Félix Padilla vive en un piso de 100 metros cuadrados, junto a su mujer y su hijo de 30 años. No pisan la calle, salvo su hijo que es ganadero y cada día acude a su explotación a atender a sus animales. «Los guardias civiles que controlan las entradas ya le conocen», bromea.

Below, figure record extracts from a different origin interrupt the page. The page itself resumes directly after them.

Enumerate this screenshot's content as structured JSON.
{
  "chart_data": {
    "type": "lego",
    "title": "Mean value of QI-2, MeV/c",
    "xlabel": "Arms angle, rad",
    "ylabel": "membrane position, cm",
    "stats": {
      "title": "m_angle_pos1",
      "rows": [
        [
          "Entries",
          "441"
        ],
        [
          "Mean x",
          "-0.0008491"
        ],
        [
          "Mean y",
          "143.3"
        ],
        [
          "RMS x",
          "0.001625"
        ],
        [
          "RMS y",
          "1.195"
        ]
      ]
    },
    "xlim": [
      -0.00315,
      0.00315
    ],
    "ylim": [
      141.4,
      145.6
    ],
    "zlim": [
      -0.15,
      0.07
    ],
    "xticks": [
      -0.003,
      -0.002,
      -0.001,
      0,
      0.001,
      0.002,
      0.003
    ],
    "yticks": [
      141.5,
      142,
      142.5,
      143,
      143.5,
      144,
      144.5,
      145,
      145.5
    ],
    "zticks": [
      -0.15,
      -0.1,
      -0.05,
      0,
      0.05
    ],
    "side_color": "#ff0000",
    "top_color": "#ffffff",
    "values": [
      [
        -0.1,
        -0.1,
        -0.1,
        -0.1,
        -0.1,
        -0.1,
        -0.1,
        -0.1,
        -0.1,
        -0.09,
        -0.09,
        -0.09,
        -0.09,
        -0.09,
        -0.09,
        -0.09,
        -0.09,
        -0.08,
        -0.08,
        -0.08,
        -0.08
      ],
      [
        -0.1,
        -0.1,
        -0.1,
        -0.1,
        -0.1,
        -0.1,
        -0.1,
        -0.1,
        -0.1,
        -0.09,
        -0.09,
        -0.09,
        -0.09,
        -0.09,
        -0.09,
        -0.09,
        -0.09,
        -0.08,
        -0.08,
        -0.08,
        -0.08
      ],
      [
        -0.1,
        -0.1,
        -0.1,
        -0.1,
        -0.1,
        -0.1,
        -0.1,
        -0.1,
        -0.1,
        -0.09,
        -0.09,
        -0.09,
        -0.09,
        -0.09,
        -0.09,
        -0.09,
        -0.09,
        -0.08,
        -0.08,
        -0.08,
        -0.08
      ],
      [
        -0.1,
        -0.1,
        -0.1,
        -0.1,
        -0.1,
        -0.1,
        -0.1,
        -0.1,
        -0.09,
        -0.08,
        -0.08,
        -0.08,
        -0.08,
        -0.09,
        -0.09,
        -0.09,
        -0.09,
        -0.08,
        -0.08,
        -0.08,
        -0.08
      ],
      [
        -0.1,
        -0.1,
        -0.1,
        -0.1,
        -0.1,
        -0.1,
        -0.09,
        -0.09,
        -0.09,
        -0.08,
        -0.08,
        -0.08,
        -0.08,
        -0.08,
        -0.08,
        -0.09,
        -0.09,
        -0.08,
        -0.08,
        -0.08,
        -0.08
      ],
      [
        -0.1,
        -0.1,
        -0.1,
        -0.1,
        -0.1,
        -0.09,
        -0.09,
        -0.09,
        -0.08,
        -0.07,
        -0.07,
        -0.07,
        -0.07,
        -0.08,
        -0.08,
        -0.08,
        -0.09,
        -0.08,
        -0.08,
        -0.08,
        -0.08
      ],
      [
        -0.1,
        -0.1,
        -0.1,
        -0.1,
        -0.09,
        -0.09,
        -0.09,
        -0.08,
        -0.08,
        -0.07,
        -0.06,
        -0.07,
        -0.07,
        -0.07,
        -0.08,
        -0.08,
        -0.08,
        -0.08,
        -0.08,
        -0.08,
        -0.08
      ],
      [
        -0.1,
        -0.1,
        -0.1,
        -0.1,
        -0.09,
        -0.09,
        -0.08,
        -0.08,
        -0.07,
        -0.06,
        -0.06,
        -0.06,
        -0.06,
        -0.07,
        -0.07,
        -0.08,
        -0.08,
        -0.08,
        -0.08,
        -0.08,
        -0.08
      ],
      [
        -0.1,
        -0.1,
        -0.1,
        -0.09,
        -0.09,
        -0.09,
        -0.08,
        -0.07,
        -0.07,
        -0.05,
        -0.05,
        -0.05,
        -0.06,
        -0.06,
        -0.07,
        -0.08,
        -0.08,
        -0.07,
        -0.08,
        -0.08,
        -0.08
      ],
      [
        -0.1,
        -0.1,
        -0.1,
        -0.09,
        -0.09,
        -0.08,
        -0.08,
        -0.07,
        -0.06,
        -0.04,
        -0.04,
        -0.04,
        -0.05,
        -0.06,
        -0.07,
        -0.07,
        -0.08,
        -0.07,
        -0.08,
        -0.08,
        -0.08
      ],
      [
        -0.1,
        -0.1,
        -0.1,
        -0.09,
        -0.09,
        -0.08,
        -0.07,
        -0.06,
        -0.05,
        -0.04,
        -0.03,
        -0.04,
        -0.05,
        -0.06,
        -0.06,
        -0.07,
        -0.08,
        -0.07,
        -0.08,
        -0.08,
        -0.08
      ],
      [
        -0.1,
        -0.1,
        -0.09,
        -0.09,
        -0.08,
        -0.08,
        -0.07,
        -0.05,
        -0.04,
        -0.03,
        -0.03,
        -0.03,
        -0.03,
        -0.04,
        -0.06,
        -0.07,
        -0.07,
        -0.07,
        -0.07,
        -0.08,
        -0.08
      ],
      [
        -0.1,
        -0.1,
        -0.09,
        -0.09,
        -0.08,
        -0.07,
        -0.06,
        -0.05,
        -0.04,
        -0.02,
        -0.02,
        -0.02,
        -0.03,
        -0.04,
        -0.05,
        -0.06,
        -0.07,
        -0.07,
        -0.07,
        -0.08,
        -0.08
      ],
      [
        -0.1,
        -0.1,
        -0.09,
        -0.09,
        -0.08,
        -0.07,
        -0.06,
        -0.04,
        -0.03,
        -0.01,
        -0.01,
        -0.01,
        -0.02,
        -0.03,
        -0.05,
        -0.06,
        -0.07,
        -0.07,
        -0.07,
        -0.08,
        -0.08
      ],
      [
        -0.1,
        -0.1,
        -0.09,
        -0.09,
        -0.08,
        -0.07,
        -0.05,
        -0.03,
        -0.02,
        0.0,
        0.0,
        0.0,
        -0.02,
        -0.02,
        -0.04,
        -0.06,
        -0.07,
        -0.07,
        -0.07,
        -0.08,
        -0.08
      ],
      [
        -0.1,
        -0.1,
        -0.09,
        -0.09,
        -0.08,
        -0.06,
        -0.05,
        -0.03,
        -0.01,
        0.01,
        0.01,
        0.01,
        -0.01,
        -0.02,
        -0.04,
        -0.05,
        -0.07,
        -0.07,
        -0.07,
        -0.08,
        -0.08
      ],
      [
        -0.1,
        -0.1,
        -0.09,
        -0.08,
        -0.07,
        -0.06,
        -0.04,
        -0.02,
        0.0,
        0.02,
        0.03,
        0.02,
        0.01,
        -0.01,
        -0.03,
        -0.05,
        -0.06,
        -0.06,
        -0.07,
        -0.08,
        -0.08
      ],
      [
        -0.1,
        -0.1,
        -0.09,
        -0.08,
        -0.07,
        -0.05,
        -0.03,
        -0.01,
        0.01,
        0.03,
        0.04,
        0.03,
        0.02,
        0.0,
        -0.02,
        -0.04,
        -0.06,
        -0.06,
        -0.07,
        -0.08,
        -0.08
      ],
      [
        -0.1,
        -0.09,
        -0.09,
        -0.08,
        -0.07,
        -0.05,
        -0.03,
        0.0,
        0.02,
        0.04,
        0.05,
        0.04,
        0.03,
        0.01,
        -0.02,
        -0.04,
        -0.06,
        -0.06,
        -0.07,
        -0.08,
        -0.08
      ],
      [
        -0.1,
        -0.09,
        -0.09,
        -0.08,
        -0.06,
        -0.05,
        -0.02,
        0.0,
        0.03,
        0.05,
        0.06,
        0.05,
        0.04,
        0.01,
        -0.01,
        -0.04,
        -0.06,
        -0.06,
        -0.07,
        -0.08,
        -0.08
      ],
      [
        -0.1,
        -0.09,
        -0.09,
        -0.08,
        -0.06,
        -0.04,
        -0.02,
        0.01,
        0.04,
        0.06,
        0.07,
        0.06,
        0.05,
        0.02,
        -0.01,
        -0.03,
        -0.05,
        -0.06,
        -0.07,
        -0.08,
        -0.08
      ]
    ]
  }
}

Llevan confinados en casa desde el fin de semana del 7 de marzo, cuando comenzaron a complicarse las cosas en la localidad con la aparición de más casos. Ese sábado, afirma, ya no se veía a casi nadie en los bares. Hasta entonces el coronavirus había pasado desapercibido pero desde ese momento Arroyo comenzó «a tomárselo en serio».

Se levanta temprano, pone la televisión para conocer las últimas noticias, desayuna y sale al patio a montar en su bicicleta estática (unos 20 minutos al día para mantenerse en forma). Después ayuda a su mujer y vuelve a escuchar las noticias, a esperar a que den las doce, hora a la que todos los vecinos abren sus ventanas y balcones y se ven las caras.

Aprovechan para hablar y contarse cómo se encuentran. Vuelven a hacerlo a las seis de la tarde. Es una forma de mantenerse unidos (hasta que llega este segundo encuentro vecinal Félix almuerza con su mujer, se echa la siesta y vuelve a coger otro rato la bici). Dice que desde que comenzó todo esto mantiene más contacto con su familia, hasta con primos con los que hablaba poco, están conectados a través de Whatsapp. Es positivo, pero reconoce que esto empieza a pasar factura. «Ahora entiendo yo a los leones enjaulados”» bromea.

Y añade: «Es muy triste asomarse a la calle y no ver a nadie, eso te va minando. Y son muchos días. A medida que avanza todo esto la psicosis va en aumento».